The synagogue has been preserved, but is no longer in use. It is sometimes open to visitors.

==Architecture==

The small synagogue is lit by windows overlooking the courtyard. The courtyard location concealed within a residential building is typical of synagogues built in pre-modern Italy. It was a precautionary measure taken so that none of the sounds of Jewish worship should reach Christian ears and possibly provoke a pogrom or repressive anti-Jewish measures. This location also permitted Jews to enter the synagogue without going outside the ghetto.

The 18th-century late-Baroque Torah ark and bimah feature the twisted Solomonic columns long popular in Italian synagogues.

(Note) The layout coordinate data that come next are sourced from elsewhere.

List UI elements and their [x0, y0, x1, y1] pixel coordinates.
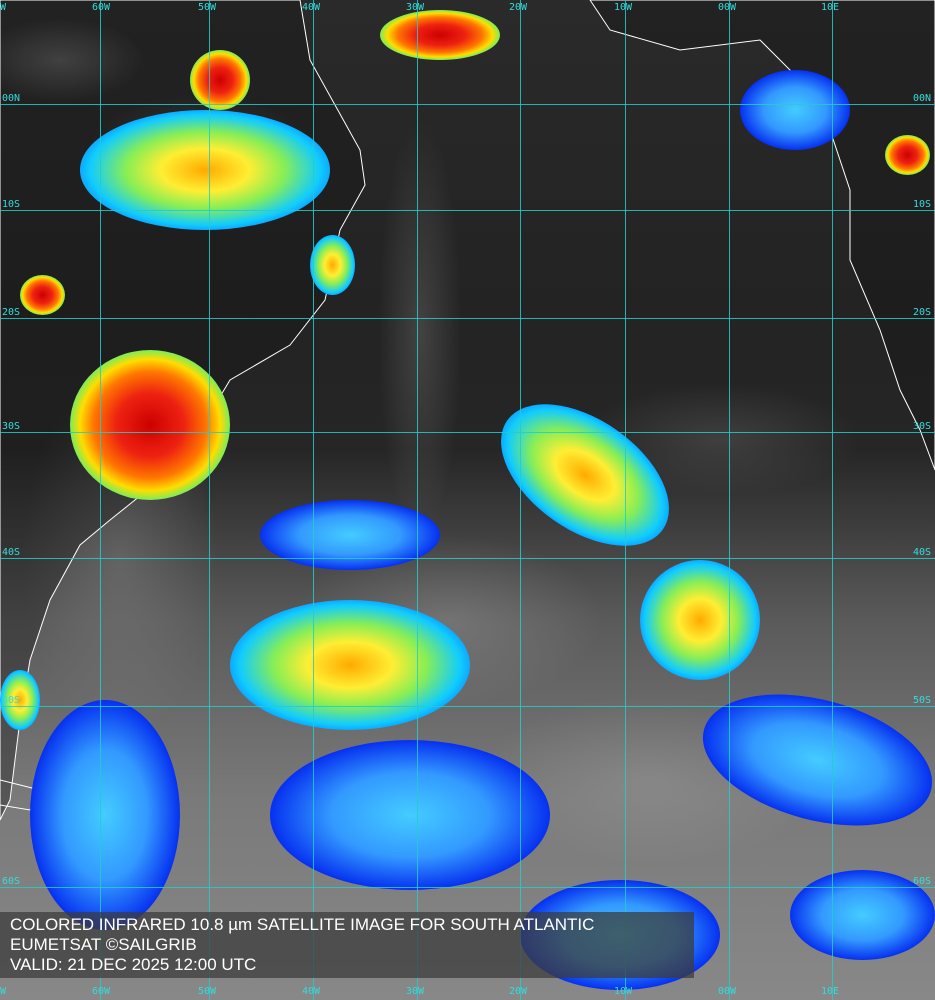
meridian-30w	[417, 0, 418, 1000]
lon-label-bottom: 50W	[198, 986, 217, 997]
meridian-00w	[729, 0, 730, 1000]
meridian-50w	[209, 0, 210, 1000]
storm-cell-bolivia	[20, 275, 65, 315]
lon-label-bottom: 40W	[302, 986, 321, 997]
parallel-20s	[0, 318, 935, 319]
lon-label-top: 50W	[198, 2, 217, 13]
lon-label-top: 60W	[92, 2, 111, 13]
lat-label-left: 30S	[2, 421, 21, 432]
storm-cell-north-atlantic	[380, 10, 500, 60]
parallel-30s	[0, 432, 935, 433]
meridian-60w	[100, 0, 101, 1000]
lat-label-left: 20S	[2, 307, 21, 318]
lat-label-right: 00N	[913, 93, 932, 104]
parallel-60s	[0, 887, 935, 888]
cloud-band-drake	[30, 700, 180, 930]
lon-label-bottom: 00W	[718, 986, 737, 997]
lon-label-bottom: 60W	[92, 986, 111, 997]
parallel-40s	[0, 558, 935, 559]
parallel-00n	[0, 104, 935, 105]
lat-label-right: 60S	[913, 876, 932, 887]
lon-label-top: 40W	[302, 2, 321, 13]
cloud-cluster-55s	[270, 740, 550, 890]
cloud-system-south-atlantic	[230, 600, 470, 730]
cloud-cluster-sw-africa	[790, 870, 935, 960]
storm-cell-amazon	[190, 50, 250, 110]
cloud-cluster-gulf	[740, 70, 850, 150]
lat-label-left: 40S	[2, 547, 21, 558]
lat-label-right: 30S	[913, 421, 932, 432]
lon-label-bottom: 20W	[509, 986, 528, 997]
lon-label-bottom: 10E	[821, 986, 840, 997]
lat-label-left: 00N	[2, 93, 21, 104]
lat-label-right: 40S	[913, 547, 932, 558]
lon-label-top: 20W	[509, 2, 528, 13]
lon-label-top: 00W	[718, 2, 737, 13]
cloud-cell-ne-brazil	[310, 235, 355, 295]
lon-label-top: W	[0, 2, 7, 13]
meridian-10w	[625, 0, 626, 1000]
lat-label-right: 20S	[913, 307, 932, 318]
storm-cell-south-brazil	[70, 350, 230, 500]
parallel-10s	[0, 210, 935, 211]
africa-land	[589, 0, 935, 471]
cloud-cluster-40s	[260, 500, 440, 570]
caption-source: EUMETSAT ©SAILGRIB	[10, 935, 197, 954]
cloud-cell-patagonia	[0, 670, 40, 730]
lon-label-bottom: 10W	[614, 986, 633, 997]
lon-label-bottom: 30W	[406, 986, 425, 997]
caption-valid-time: VALID: 21 DEC 2025 12:00 UTC	[10, 955, 257, 974]
lon-label-top: 30W	[406, 2, 425, 13]
image-caption: COLORED INFRARED 10.8 µm SATELLITE IMAGE…	[0, 912, 694, 978]
meridian-40w	[313, 0, 314, 1000]
lat-label-right: 50S	[913, 695, 932, 706]
caption-title: COLORED INFRARED 10.8 µm SATELLITE IMAGE…	[10, 915, 595, 934]
lat-label-right: 10S	[913, 199, 932, 210]
cloud-band-brazil	[80, 110, 330, 230]
parallel-50s	[0, 706, 935, 707]
meridian-20w	[520, 0, 521, 1000]
lon-label-top: 10W	[614, 2, 633, 13]
lat-label-left: 60S	[2, 876, 21, 887]
storm-cell-africa	[885, 135, 930, 175]
lon-label-top: 10E	[821, 2, 840, 13]
meridian-10e	[832, 0, 833, 1000]
lon-label-bottom: W	[0, 986, 7, 997]
lat-label-left: 10S	[2, 199, 21, 210]
lat-label-left: 50S	[2, 695, 21, 706]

The doors of the ark feature the Ten Commandments in gilded lettering. The "elegant" free-standing octagonal bimah is of carved wood with two sides open to allow access, and an elaborately painted and gilded baldachin. Benches for seating are arranged along the walls of the small synagogue. Decorative wall inscriptions include the names of families who once lived in Cherasco.

There is a women's gallery, and a room that once was the school of the small Jewish community. As of 2003, the schoolroom contained an exhibition on "Jewish Life and Culture - Photographic Documentation of the Jewish Presence in the 18th and 19th Centuries," curated by Giorgio Avigdor in 1984.